Em troca, segundo a polícia, alguns investigados conseguiam favores, cargos e publicações favoráveis na imprensa local. O juiz federal José Magno Linhares Morais afirmou à época que as prisões foram necessárias para evitar destruição de provas e combinação de versões entre os envolvidos.
Reportagens publicadas pelo blogueiro desde novembro afirmam que Dino estaria utilizando, em São Luís (MA), um veículo oficial do Tribunal de Justiça do Maranhão (TJ-MA). O carro teria sido comprado com recursos do Fundo Especial de Segurança dos Magistrados (Funseg-JE), destinado à proteção institucional de magistrados e ao uso em atividades do Judiciário estadual.
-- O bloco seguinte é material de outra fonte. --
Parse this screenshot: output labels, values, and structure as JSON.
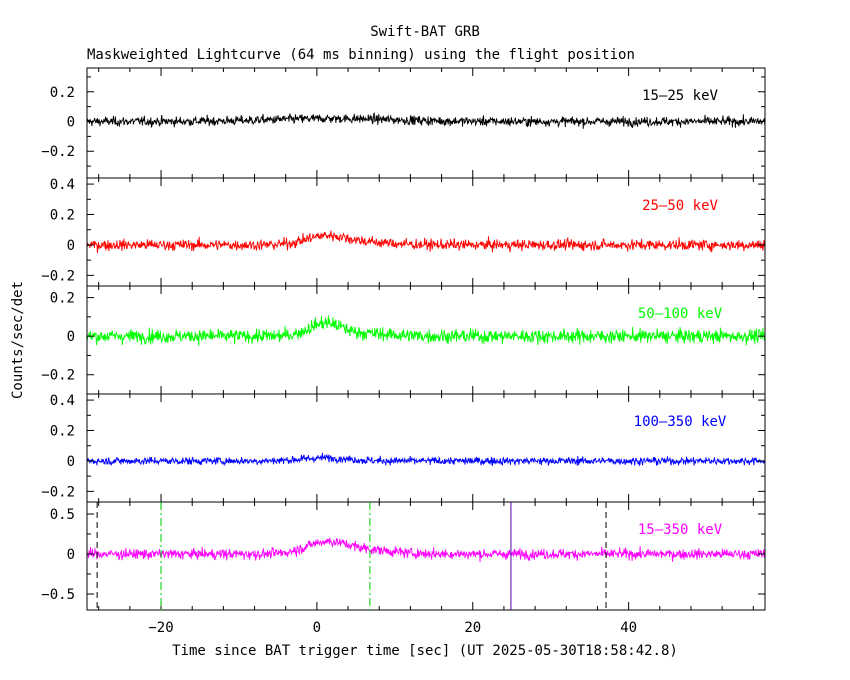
{
  "chart_data": {
    "type": "line",
    "title": "Swift-BAT GRB",
    "subtitle": "Maskweighted Lightcurve (64 ms binning) using the flight position",
    "xlabel": "Time since BAT trigger time [sec] (UT 2025-05-30T18:58:42.8)",
    "ylabel": "Counts/sec/det",
    "xlim": [
      -29.5,
      57.5
    ],
    "x_ticks": [
      -20,
      0,
      20,
      40
    ],
    "x_tick_labels": [
      "−20",
      "0",
      "20",
      "40"
    ],
    "bin_width_sec": 0.064,
    "panels": [
      {
        "name": "15–25 keV",
        "color": "#000000",
        "ylim": [
          -0.38,
          0.36
        ],
        "y_ticks": [
          0.2,
          0,
          -0.2
        ],
        "y_tick_labels": [
          "0.2",
          "0",
          "−0.2"
        ],
        "noise_sigma": 0.022,
        "baseline": 0.0,
        "bumps": [
          {
            "t": 2,
            "width": 8,
            "height": 0.02
          }
        ]
      },
      {
        "name": "25–50 keV",
        "color": "#ff0000",
        "ylim": [
          -0.27,
          0.44
        ],
        "y_ticks": [
          0.4,
          0.2,
          0,
          -0.2
        ],
        "y_tick_labels": [
          "0.4",
          "0.2",
          "0",
          "−0.2"
        ],
        "noise_sigma": 0.025,
        "baseline": 0.0,
        "bumps": [
          {
            "t": 1,
            "width": 2.5,
            "height": 0.05
          },
          {
            "t": 5,
            "width": 4,
            "height": 0.02
          }
        ]
      },
      {
        "name": "50–100 keV",
        "color": "#00ff00",
        "ylim": [
          -0.3,
          0.26
        ],
        "y_ticks": [
          0.2,
          0,
          -0.2
        ],
        "y_tick_labels": [
          "0.2",
          "0",
          "−0.2"
        ],
        "noise_sigma": 0.025,
        "baseline": 0.0,
        "bumps": [
          {
            "t": 1,
            "width": 2,
            "height": 0.06
          },
          {
            "t": 5,
            "width": 4,
            "height": 0.015
          }
        ]
      },
      {
        "name": "100–350 keV",
        "color": "#0000ff",
        "ylim": [
          -0.27,
          0.44
        ],
        "y_ticks": [
          0.4,
          0.2,
          0,
          -0.2
        ],
        "y_tick_labels": [
          "0.4",
          "0.2",
          "0",
          "−0.2"
        ],
        "noise_sigma": 0.018,
        "baseline": 0.0,
        "bumps": [
          {
            "t": 1,
            "width": 3,
            "height": 0.02
          }
        ]
      },
      {
        "name": "15–350 keV",
        "color": "#ff00ff",
        "ylim": [
          -0.7,
          0.65
        ],
        "y_ticks": [
          0.5,
          0,
          -0.5
        ],
        "y_tick_labels": [
          "0.5",
          "0",
          "−0.5"
        ],
        "noise_sigma": 0.045,
        "baseline": 0.0,
        "bumps": [
          {
            "t": 1,
            "width": 2.5,
            "height": 0.12
          },
          {
            "t": 5,
            "width": 4,
            "height": 0.06
          }
        ]
      }
    ],
    "markers": [
      {
        "t": -28.2,
        "style": "dashed",
        "color": "#000000"
      },
      {
        "t": 37.1,
        "style": "dashed",
        "color": "#000000"
      },
      {
        "t": -20.0,
        "style": "dash-dot",
        "color": "#00cc00"
      },
      {
        "t": 6.8,
        "style": "dash-dot",
        "color": "#00cc00"
      },
      {
        "t": 24.9,
        "style": "solid",
        "color": "#5500aa"
      }
    ]
  }
}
De acordo com o blog, o veículo — um Toyota SW4 — passou a ser usado pelo ministro e por familiares em deslocamentos particulares na capital maranhense. A publicação sustenta que o automóvel integra a frota restrita do tribunal e, em regra, estaria destinado ao presidente do TJ-MA, a corregedores ou ao apoio eventual a autoridades em missões oficiais.
O site também afirma que o carro possui placa reservada e seria abastecido com recursos públicos do próprio tribunal. As reportagens apresentam imagens que, segundo o blogueiro, mostram o veículo sendo utilizado sem relação com atividades de segurança institucional do Judiciário ou com compromissos oficiais do ministro.
Em nota, Dino declarou que existem normas que autorizam a utilização de veículos de segurança do Supremo Tribunal Federal em cooperação com tribunais estaduais, dentro de protocolos de proteção de autoridades.
Luís Pablo, que se apresenta como responsável pelo “blog mais polêmico do Maranhão”, é ligado ao governador Carlos Brandão, adversário do grupo político ligado a Flávio Dino no estado.